Encoding problems with R XML via SPARQL

2019-05-10 02:48发布

问题:

I running into an encoding problem with the SPARQL package for R. I'm running the following code:

library(SPARQL)

rights_query <- '
PREFIX dc:  <http://purl.org/dc/elements/1.1/>
PREFIX edm: <http://www.europeana.eu/schemas/edm/>
PREFIX ore: <http://www.openarchives.org/ore/terms/>
PREFIX rdf: <http://www.w3.org/1999/02/22-rdf-syntax-ns#>

SELECT DISTINCT ?edmrights ?provider (COUNT(*) as ?count)
WHERE {
?agg rdf:type ore:Aggregation .
?agg edm:rights ?edmrights .
#?agg dc:rights ?dcrights .
?agg edm:dataProvider ?provider .

?proxy ore:proxyIn ?agg .
?proxy edm:type "IMAGE" .
}
GROUP BY ?edmrights ?provider
ORDER BY ?provider DESC(?count)'

eur <- "http://europeana.ontotext.com/sparql"

eur_data <- SPARQL(eur, rights_query)$results
write.csv(eur_data, "results.csv")

The code runs without any errors or warnings, however the resulting data frame as viewed in RStudio, as well as the CSV, clearly have encoding problems.

For example, the last ought to be partly Cyrillic: Чувашский государственный художественный музей / Chouvashia State Art Museum

However it comes out looking like this: ЧÑваÑÑкий гоÑÑдаÑÑÑвеннÑй ÑÑдожеÑÑвеннÑй мÑзей / Chouvashia State Art Museum

I've inspected the XML returned by the SPARQL query. It passes XML validation, and contains the proper "UTF-8" encoding declaration. The R XML package (which is what the R SPARQL package uses to parse XML output into a data frame) ought to recognize this, right?

You can inspect the entire XML output, as well as the CSV file. I am running R 3.1.0 via RStudio, on OS X Mavericks.

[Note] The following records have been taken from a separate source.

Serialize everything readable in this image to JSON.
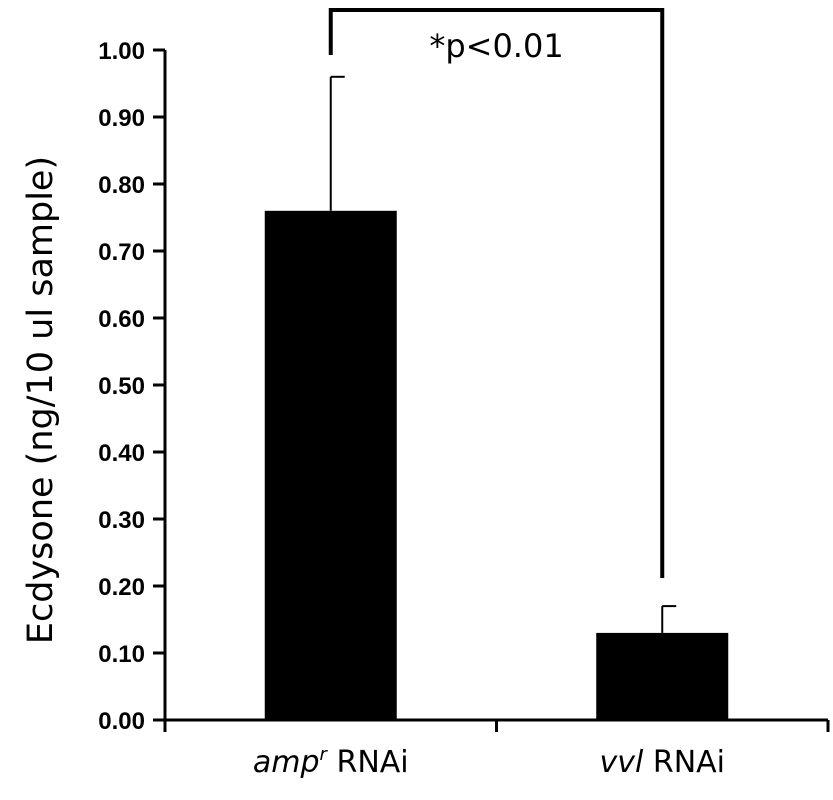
{
  "chart_data": {
    "type": "bar",
    "categories": [
      {
        "italic": "amp",
        "superscript": "r",
        "suffix": " RNAi"
      },
      {
        "italic": "vvl",
        "superscript": "",
        "suffix": " RNAi"
      }
    ],
    "values": [
      0.76,
      0.13
    ],
    "error_upper": [
      0.96,
      0.17
    ],
    "ylabel": "Ecdysone (ng/10 ul sample)",
    "xlabel": "",
    "ylim": [
      0,
      1.0
    ],
    "yticks": [
      "0.00",
      "0.10",
      "0.20",
      "0.30",
      "0.40",
      "0.50",
      "0.60",
      "0.70",
      "0.80",
      "0.90",
      "1.00"
    ],
    "significance": {
      "label": "*p<0.01",
      "between": [
        0,
        1
      ]
    },
    "bar_color": "#000000",
    "grid": false,
    "legend": "none"
  }
}
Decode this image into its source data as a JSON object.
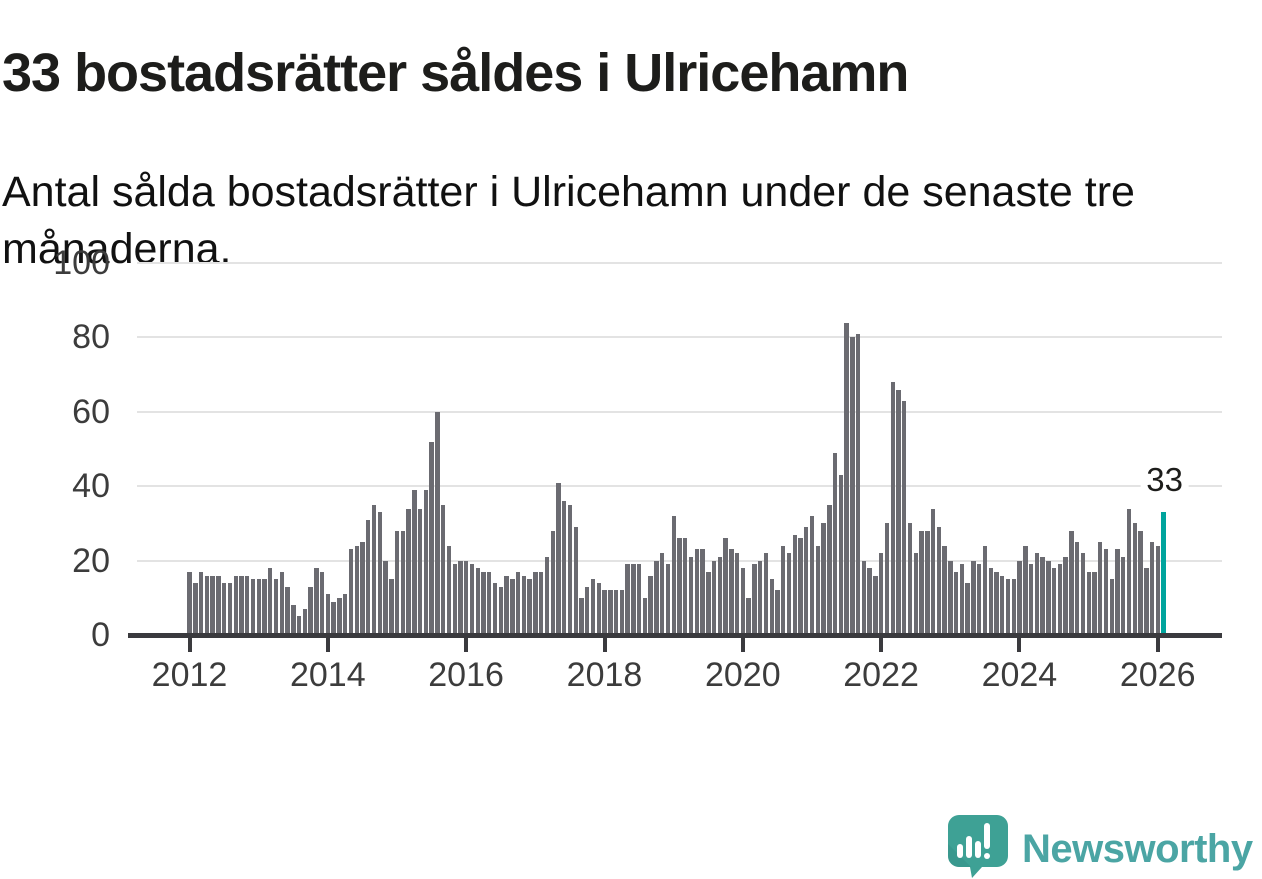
{
  "header": {
    "title": "33 bostadsrätter såldes i Ulricehamn",
    "subtitle": "Antal sålda bostadsrätter i Ulricehamn under de senaste tre månaderna."
  },
  "brand": {
    "name": "Newsworthy",
    "icon": "speech-bubble-bar-chart-exclamation",
    "icon_color": "#3ea195",
    "icon_shade_color": "#359188",
    "wordmark_color": "#4ba5a4"
  },
  "colors": {
    "bar": "#6b6b71",
    "highlight": "#00a49d",
    "gridline": "#e3e3e3",
    "axis": "#3a3a3e",
    "axis_label": "#3c3c3c",
    "text": "#1d1d1b",
    "background": "#ffffff"
  },
  "chart_data": {
    "type": "bar",
    "title": "33 bostadsrätter såldes i Ulricehamn",
    "xlabel": "",
    "ylabel": "",
    "ylim": [
      0,
      100
    ],
    "y_ticks": [
      0,
      20,
      40,
      60,
      80,
      100
    ],
    "x_tick_labels": [
      "2012",
      "2014",
      "2016",
      "2018",
      "2020",
      "2022",
      "2024",
      "2026"
    ],
    "grid": "horizontal",
    "legend": "none",
    "start_month": "2012-01",
    "end_month": "2026-02",
    "unit": "sold condominiums per rolling three months",
    "annotation": {
      "text": "33",
      "applies_to": "last-bar"
    },
    "highlight_last_bar": true,
    "values": [
      17,
      14,
      17,
      16,
      16,
      16,
      14,
      14,
      16,
      16,
      16,
      15,
      15,
      15,
      18,
      15,
      17,
      13,
      8,
      5,
      7,
      13,
      18,
      17,
      11,
      9,
      10,
      11,
      23,
      24,
      25,
      31,
      35,
      33,
      20,
      15,
      28,
      28,
      34,
      39,
      34,
      39,
      52,
      60,
      35,
      24,
      19,
      20,
      20,
      19,
      18,
      17,
      17,
      14,
      13,
      16,
      15,
      17,
      16,
      15,
      17,
      17,
      21,
      28,
      41,
      36,
      35,
      29,
      10,
      13,
      15,
      14,
      12,
      12,
      12,
      12,
      19,
      19,
      19,
      10,
      16,
      20,
      22,
      19,
      32,
      26,
      26,
      21,
      23,
      23,
      17,
      20,
      21,
      26,
      23,
      22,
      18,
      10,
      19,
      20,
      22,
      15,
      12,
      24,
      22,
      27,
      26,
      29,
      32,
      24,
      30,
      35,
      49,
      43,
      84,
      80,
      81,
      20,
      18,
      16,
      22,
      30,
      68,
      66,
      63,
      30,
      22,
      28,
      28,
      34,
      29,
      24,
      20,
      17,
      19,
      14,
      20,
      19,
      24,
      18,
      17,
      16,
      15,
      15,
      20,
      24,
      19,
      22,
      21,
      20,
      18,
      19,
      21,
      28,
      25,
      22,
      17,
      17,
      25,
      23,
      15,
      23,
      21,
      34,
      30,
      28,
      18,
      25,
      24,
      33
    ]
  }
}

I have set RStudio's default character encoding to UTF-8.

回答1:

instead of SPARQL.R in this case I would consider something like the following: ...

Sys.setenv(LANG="ru")
library(RCurl)
library(XML)
url=<SPARQL endpoint query URL>
xquery=<your query which may contain windows-1251 chars on Windows 7+>
#xquery=iconv(xquery,"CP1251","UTF-8") #it may be required on Windows 7+
param="query"
extrastr=""
resp <- getURL(url = paste(url, '?', param, '=', gsub('\\+','%2B',URLencode(xquery,reserved=TRUE)), extrastr, sep=""), httpheader = c(Accept="application/sparql-results+xml"),.encoding="UTF-8")
xmlResp=xmlParse(resp)
xmlRespRoot=xmlRoot(xmlResp)
nRows=xmlSize(xmlRespRoot[2]$results)
if (nRows>0){
    xRespList=NULL
    for(i in 1:nRows){
    xrow=NULL
    tmprow=(xmlRespRoot[2]$results)[i]$result
    nCols=xmlSize(tmprow)
    for(j in 1:nCols){
        xrow=cbind(xrow,xmlValue(tmprow[j]$binding,encoding="UTF-8"))
    }
    xRespList=rbind(xRespList,xrow)
    }
}